Man kann im Umgang mit Pferden alles kaufen, auch die Methoden ihn zu reiten, aber das hiezu notwendige Gefühl ist nirgendswo in einem Regal zu finden. Hier geht es um die physische Einwirkung der Standardhilfen von Zügel und Schenkel. Es leuchtet wohl jedem ein, dass die Grenze zwischen subtiler Einwirkung und Schmerz ziemlich verwischt und oft schwer zu finden ist. Bleibt man „am Zügel hängen“, mit anderen Worten „hält man sich am Zügel fest“ oder zieht man einfach übermässig am Zügel, so wird das Pferd vom Schmerz geplagt. Dass es sich nun wehrt, versteht sich von selbst und es geschieht dabei ein Phänomen, das ich einfach „Ablenkung“ nenne. Durch den Schmerz wird das Pferd in erster Linie danach trachten, diesen weg zu bekommen und sicherlich nicht der Einwirkung Folge leisten, welche der Reiter damit im Sinne hatte. Im Endeffekt gibt damit ein Pferd nicht nach und gewinnt damit diese Aktion gegenüber dem Reiter. Je öfter das Pferd „gewinnt“, umso schlechter wird seine Ausbildung. Die Aktionen, welche über den Schenkel am Pferd ankommen, können in fast gleicher Weise wie der Zügel angesprochen werden. Damit ist klar ersichtlich  –  und ganz besonders im Hinblick der enormen und so verschiedenen Sensibilitäten von Pferden im Maul und an den Seiten  –   dass der Abgabe physischer Einwirkungen eine grosse Bedeutung zuzumessen ist. Ganz schlimm ergibt es sich, wenn der unerfahrene Reiter seine Einwirkungen nicht kontrollieren kann. Und auch hier gilt: je besser ein Pferd ausgebildet ist, je feiner lässte es sich reiten !

TIMING

Dieser Teil im Umgang mit Pferden wird oft nicht verstanden.
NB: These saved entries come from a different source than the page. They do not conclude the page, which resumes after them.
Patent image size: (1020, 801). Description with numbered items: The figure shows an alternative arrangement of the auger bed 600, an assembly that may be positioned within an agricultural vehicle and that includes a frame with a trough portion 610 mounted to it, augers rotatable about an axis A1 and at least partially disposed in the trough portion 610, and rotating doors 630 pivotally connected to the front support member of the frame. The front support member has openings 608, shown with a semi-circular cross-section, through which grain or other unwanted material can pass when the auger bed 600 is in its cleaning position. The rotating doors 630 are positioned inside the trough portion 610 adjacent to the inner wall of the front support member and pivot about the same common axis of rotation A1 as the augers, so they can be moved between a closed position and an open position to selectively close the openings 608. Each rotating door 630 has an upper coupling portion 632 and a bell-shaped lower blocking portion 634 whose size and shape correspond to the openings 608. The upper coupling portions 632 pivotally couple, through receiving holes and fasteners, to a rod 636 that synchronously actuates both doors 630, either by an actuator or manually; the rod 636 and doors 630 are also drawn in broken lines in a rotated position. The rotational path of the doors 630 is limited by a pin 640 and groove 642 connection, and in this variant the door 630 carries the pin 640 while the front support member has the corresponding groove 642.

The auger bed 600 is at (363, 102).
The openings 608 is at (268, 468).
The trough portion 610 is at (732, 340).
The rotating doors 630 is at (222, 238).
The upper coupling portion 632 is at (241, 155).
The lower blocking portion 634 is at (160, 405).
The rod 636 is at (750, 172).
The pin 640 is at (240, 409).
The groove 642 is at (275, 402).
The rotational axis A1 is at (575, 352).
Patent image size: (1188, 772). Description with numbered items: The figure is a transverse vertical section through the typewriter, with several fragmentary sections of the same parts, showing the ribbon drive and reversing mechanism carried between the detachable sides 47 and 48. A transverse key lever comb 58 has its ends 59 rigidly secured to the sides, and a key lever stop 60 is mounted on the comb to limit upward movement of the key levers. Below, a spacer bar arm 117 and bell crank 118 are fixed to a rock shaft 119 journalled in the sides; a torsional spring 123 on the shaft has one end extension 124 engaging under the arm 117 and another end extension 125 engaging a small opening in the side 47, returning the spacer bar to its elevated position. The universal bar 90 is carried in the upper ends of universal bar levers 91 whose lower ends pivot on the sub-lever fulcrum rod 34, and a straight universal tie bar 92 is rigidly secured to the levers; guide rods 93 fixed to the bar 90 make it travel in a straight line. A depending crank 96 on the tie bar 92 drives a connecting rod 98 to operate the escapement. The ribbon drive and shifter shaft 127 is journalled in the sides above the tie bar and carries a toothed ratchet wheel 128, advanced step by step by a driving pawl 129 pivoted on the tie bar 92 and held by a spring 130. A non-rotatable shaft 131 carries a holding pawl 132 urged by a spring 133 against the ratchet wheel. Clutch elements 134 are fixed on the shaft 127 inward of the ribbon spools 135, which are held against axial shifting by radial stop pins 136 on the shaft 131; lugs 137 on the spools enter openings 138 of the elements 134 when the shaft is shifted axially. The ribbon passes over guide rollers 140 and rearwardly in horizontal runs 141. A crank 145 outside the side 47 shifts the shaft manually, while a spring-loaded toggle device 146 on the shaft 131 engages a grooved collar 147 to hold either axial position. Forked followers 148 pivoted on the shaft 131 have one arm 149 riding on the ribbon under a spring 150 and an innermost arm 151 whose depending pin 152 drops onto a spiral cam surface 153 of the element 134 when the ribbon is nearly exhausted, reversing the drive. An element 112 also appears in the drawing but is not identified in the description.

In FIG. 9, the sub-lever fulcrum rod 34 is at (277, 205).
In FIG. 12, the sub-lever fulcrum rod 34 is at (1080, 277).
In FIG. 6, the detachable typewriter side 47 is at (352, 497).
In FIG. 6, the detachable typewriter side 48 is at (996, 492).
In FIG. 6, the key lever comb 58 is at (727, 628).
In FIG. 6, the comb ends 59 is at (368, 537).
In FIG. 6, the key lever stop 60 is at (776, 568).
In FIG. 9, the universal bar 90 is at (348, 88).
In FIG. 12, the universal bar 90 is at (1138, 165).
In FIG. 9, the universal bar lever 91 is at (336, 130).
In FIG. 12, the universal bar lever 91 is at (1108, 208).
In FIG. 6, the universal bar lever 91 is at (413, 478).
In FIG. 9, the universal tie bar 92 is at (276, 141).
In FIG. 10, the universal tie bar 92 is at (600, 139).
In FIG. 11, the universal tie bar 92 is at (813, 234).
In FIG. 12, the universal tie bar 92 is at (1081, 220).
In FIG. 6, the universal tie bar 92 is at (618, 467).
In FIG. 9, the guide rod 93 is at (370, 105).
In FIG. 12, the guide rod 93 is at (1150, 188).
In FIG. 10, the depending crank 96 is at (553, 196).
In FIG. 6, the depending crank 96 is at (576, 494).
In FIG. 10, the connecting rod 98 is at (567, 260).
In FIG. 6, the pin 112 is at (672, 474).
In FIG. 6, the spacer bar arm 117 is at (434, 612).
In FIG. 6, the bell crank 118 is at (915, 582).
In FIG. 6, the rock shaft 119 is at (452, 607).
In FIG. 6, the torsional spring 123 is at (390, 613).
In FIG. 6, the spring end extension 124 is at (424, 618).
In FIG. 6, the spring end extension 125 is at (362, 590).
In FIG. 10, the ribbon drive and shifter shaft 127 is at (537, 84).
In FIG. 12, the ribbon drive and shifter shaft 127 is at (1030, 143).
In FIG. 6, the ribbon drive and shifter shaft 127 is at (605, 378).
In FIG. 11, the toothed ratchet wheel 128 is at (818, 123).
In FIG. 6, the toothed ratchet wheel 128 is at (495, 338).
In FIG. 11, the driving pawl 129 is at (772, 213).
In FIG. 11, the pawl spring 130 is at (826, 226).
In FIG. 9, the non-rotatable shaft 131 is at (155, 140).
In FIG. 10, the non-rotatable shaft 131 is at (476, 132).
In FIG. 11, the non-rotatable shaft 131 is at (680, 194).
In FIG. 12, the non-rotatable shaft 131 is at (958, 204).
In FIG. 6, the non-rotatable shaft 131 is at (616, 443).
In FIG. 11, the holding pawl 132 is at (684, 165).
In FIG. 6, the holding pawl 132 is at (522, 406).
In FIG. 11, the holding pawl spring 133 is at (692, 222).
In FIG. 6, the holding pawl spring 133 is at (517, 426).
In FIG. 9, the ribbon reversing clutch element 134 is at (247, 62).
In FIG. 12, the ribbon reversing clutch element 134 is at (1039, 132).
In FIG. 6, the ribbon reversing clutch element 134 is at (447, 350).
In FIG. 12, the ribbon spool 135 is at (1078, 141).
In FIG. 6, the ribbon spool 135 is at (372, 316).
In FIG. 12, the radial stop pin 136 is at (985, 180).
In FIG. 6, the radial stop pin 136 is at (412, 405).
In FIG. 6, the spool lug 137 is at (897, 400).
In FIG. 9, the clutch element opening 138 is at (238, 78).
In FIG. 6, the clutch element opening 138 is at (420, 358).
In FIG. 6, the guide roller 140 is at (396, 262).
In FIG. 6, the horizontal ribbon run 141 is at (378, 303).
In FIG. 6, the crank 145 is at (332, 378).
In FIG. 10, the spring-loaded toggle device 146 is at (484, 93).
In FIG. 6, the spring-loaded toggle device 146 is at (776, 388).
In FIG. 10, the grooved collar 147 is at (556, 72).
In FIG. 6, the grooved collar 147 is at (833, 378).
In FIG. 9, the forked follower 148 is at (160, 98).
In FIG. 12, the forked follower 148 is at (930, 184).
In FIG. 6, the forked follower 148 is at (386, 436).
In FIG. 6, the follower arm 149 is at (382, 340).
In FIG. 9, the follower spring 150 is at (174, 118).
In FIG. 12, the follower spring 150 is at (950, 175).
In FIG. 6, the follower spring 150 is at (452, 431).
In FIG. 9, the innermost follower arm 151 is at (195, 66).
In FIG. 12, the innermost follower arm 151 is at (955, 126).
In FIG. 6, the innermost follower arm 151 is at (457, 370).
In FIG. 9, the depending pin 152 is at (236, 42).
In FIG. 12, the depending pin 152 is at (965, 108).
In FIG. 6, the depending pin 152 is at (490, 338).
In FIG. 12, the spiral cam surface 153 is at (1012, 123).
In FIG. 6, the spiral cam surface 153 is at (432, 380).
Aber es ist genau der Teil, der die Disziplin eines Pferdes enorm fördern kann. Damit man das Timing überhaupt vom Prinzip her versteht, sei hier folgendes Beispiel erwähnt: Ein Westernreiter versucht sein Pferd auf der Hinterhand zu drehen oder nur zu wenden und gibt jedoch die völlig falschen Hilfen. Das Pferd dreht nun nicht wie vorgesehen. Verärgert greift der Reiter zur Peitsche! Zwischen der falschen Drehung und der Aktion mit der Peitsche ist eine geraume Zeit verstrichen, zumindest mehr als 0,3 Sekunden, Reaktionszeit eines Pferdes. Da ein Pferd nicht wirklich weiss, was Gut und Böse, Richtig und Falsch ist, wird es kaum die Einwirkung der Peitsche verstehen, die zeitlich viel zu spät eingesetzt wurde, gemessen an der Drehung. Die Folge ist ein verängstlgtes Pferd, wann immer „gedreht“ werden soll. Timing ist nun wirklich punktgenau in die Handlungen des Pferdes eingreifen, sodass es die Aktion des Reiters mit seiner Handlung assoziieren kann. Und sei es nur eine Streicheleinheit im richtigen Zeitpunkt. Da Pferde untereinander in dieser kurzen, direkten Zeitspanne kommunizieren, ist es für den Reiter unerlässlich, sich ebenfalls in dieses Schema einzureihen. Dann wird der Mensch als Herdentier anerkannt, dem man sich gerne angliedert und die Disziplin, auch in gegenseitiger Hinsicht, wird dadurch um ein Vielfaches besser.